O apadrinhamento de grupos ou de empresas, conduzido pelos partidos políticos, segue a tendência histórica do século 19. Inglaterra, França, Alemanha, EUA, Itália e outros países conheceram (alguns mantêm intocada) a tática de indicar militantes para os cargos na administração e nas empresas estatais. Eles devem aplicar ventosas nos cofres públicos e privados para oferecer dinheiro aos padrinhos, os donos de partidos.
Insisto na citação de estudos importantes sobre o apadrinhamento político e partidário para fins corruptos. Das análises, as mais úteis são as de Jens Ivo Engels no livro Apadrinhamento e Corrupção Política na Europa Contemporânea (Paris, Armand Colin, 2014). Para os EUA, paradigma a ser admirado segundo muitos analistas brasileiros, leia-se o livro de Jay Cost Despojos Apodrecidos, como a Política do Apadrinhamento Corrompeu o Outrora Nobre Partido Democrata e Agora Ameaça a República Americana (Harper Collins Publishers). Cost crítica a tradição iniciada pelo presidente Andrew Jackson, eleito em 1828, de colocar cabos eleitorais nos escalões administrativos. Apesar da moralização dos serviços públicos, com o Pendleton Act (1883), o costume foi mantido e apodreceu, diz Cost, sob o Partido Democrata de Barack Obama. O patrocínio político pode abarcar indivíduos, grupos ou setores sociais. É a técnica de adquirir apoio com o dinheiro de todos em proveito de alguns. Tal apadrinhamento partidário vigora no Brasil, mas é pouco analisado.
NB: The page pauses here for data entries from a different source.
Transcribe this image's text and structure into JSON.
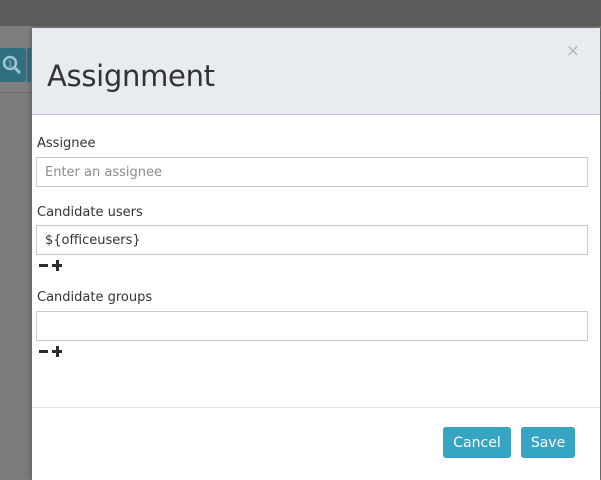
{
  "modal": {
    "title": "Assignment",
    "close_symbol": "×",
    "assignee": {
      "label": "Assignee",
      "value": "",
      "placeholder": "Enter an assignee"
    },
    "candidate_users": {
      "label": "Candidate users",
      "value": "${officeusers}",
      "placeholder": ""
    },
    "candidate_groups": {
      "label": "Candidate groups",
      "value": "",
      "placeholder": ""
    },
    "buttons": {
      "cancel": "Cancel",
      "save": "Save"
    }
  },
  "icons": {
    "remove": "minus-icon",
    "add": "plus-icon",
    "close": "close-icon",
    "zoom": "zoom-icon"
  },
  "colors": {
    "accent": "#36a5c4",
    "header_bg": "#e8ecf0",
    "overlay": "#7a7a7a"
  }
}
Em 2009 a revista Época promoveu um debate com a pergunta: a corrupção diminuiu ou aumentou no País? Antes de continuar, permita o leitor que eu faça uma digressão sobre o comportamento público brasileiro. Aqui, a grosseria sectária chega ao nível do linchamento. Alguém discorda do partido padrinho? Os afilhados buscam mostrar serviço para obter um cargo, verba, agrado. Eles ensaiam destruir a pessoa incômoda. Aspas são postas contra o "inimigo". O crítico vai ao pelourinho de blogs e colunas. Em artigo aqui publicado, descrevi tal prática fascista (A ideologia das aspas, 10/3/2013) e os trejeitos dos chaleiras.
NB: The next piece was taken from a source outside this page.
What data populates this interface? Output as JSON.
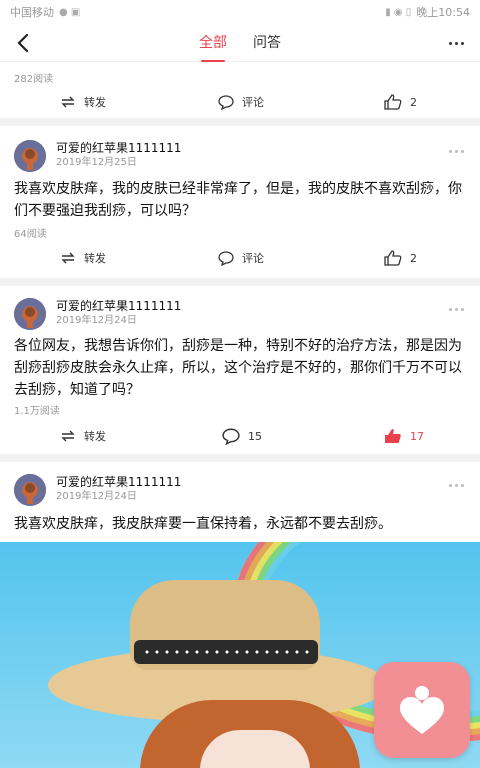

"Duas coisas a burguesia nos legou, e delas não podemos abrir mão: bom gosto e boas maneiras" (Lenine). No século 20 surgiu nas ciências humanas o modelo estrutural de pesquisa. Tese: pessoas e massas não pensam, só repetem ideologias. Quem domina a mente dos governados? As classes sociais, a sociedade, o partido. A prisão ideológica gera o rebanho dos sem-fala autônoma. Nele a palavra pertence ao ideólogo, ao partido, à seita. Se alguém recusa o chicote vocabular, sofre a raiva dos líderes religiosos ou políticos, cujas diatribes são pioradas pelos energúmenos.
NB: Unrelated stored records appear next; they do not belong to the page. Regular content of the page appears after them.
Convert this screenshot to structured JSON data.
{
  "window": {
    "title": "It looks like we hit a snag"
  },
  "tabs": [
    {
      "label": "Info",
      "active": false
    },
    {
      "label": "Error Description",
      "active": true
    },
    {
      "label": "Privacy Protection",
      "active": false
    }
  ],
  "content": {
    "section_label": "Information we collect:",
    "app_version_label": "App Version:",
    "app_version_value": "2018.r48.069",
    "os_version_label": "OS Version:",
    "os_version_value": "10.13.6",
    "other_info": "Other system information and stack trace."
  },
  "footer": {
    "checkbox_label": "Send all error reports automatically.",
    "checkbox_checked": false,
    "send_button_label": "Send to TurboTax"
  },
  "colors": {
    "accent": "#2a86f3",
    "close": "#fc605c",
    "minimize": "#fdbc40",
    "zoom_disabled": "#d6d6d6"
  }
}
Volto à revista Época, que me convidou para debater com o ministro Jorge Hage. Afirmei que o centralismo das políticas públicas traz corrupção. Descrevi o elo perverso entre municípios e Brasília, que passa pelos partidos políticos na "comunhão negra dos santos" (Merleau-Ponty, Nota sobre Maquiavel, 1960). O dr. Hage escreveu: "Debater com o Professor Roberto Romano (…) é uma garantia de debate limpo, sério e de alto nível. Nesta réplica, na verdade, não tenho o que contestar na excelente análise da formação histórica da nossa 'federação' sobretudo da fragilidade dos nossos municípios". Mas os candidatos ao apadrinhamento partidário romperam a cerca do decorum e tentaram transformar o diálogo em assassinato moral. Dou o exemplo de uma carta, entre muitas de mesmo teor: "(...) Queria aproveitar a oportunidade e parabenizar o Sr. Ministro Jorge Hage, pelo texto muito bem escrito e com muita ética! E queria comunicar a equipe da ÉPOCA, que substituíssem o prof. Roberto Romano, e colocassem alguém com mais competência e ética para debater, alguém com mais argumento e que tenha mínima noção de política (…) o Prof. Roberto não sabe o que escreve, motivo esse que atrapalha quem está em dúvida! Estude e leia mais, por gentileza, Roberto Romano!". Não cito o nome do autor, mas é possível encontrá-lo, ainda hoje, na internet.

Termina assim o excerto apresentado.